The Buckingham Canal impacted the hydrological regime of Chennai by converting some coastal terrestrial systems into brackish water aquatic systems. The terrestrial habitats were common lands of the fishing communities. Further, since it was a shallow canal, flows were determined by seasons and the hot and humid weather of Chennai rendered portions of the canal dry, thereby furthering seawater intrusion. The flip side of the canal was its effectiveness in mitigating flooding and waterlogging.
Secondly, Chennai historians believe that the tussle for territorial control between the British and the French led to the emergence of centralised distribution of potable water. This in turn necessitated the creation of reservoirs, which was achieved by deepening the large seasonal wetland called the Chembarambakkam Lake, which remains the primary source of fresh water for the city. The centralised system created hierarchies of distribution. The system was designed to capture the maximum quantum of water from adjacent wetlands into the reservoir, thereby further impacting farming and fishing communities.
Coastal mudflat in Chennai © CET
Later on, independent India created a system of managing wetlands through a standout policy, the Eri Scheme of the 1970s, a populist housing scheme by the Government of Tamil Nadu. This scheme facilitated the active conversion of wetlands into housing, residential and public infrastructure zones. Consequently, many significant wetlands were either destroyed or fragmented beyond redemption. This transformation was facilitated by the state’s adherence to an archaic land classification system whereby large tracts of shallow, seasonal wetlands were classified as wastelands.
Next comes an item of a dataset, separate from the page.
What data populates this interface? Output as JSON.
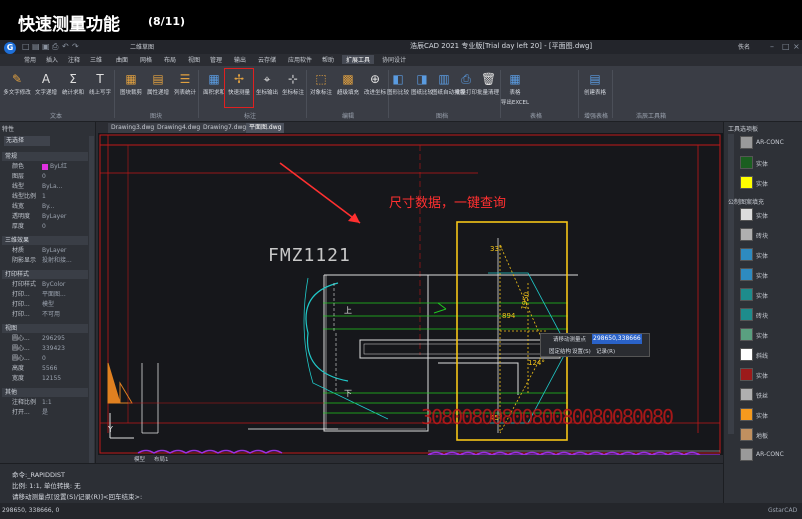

As the city now faces recurrent floods, it becomes apparent that historical planning fallacies, especially concerning wetland mismanagement, are derailing Chennai’s future development rather significantly.
The Future of Urban Planning in Chennai
The much-needed focus on integrating wetlands and vegetation into Chennai’s urban planning is in its nascent phase at best. While moving towards a comprehensive strategy is a cherished hope, still, impediments persist; one being the debate over the number of wetlands. Estimates in Chennai range from a meagre two digits to thousands. That the existence of 474 wetland complexes would be a more robust target is yet to find acceptance. This lacuna also contributes to singular wetlands being the focus as opposed to systems.
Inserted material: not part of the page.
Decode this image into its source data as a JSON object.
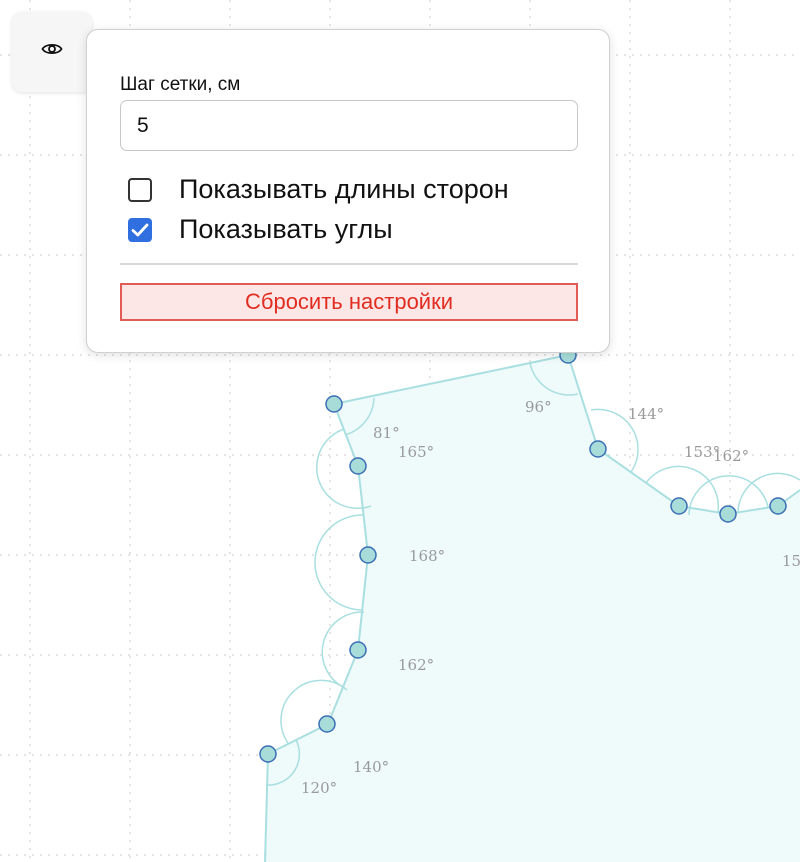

While the government department vested with the task of wetland maintenance continues to manage the wetlands as part of the irrigation system, local communities, often recent immigrants to the city, demand that they be converted into micro reservoirs which also have a public space component. This represents two ends of a spectrum.
With a view to the future, Chennai needs to evolve a strategy that embraces a systems-based approach, in which the 474 wetlands are characterised adequately, and specific plans are evolved. This may call for certain wetlands being protected as inviolate entities, while others may be modified to serve multiple functions. It is unfortunate, yet true, that much of the current restoration in Chennai is limited to dredging and desilting close to the embankments, thereby destabilising the wetlands’ integrity.
Fanciful interventions, such as creating hillocks in the lake beds or amphitheatres around the foreshore bund, are some of the extremely popular interventions. If Chennai’s resilience needs to be buffered by wetlands, we need to delve into its history while evolving science-backed strategies and activities that can address future risks.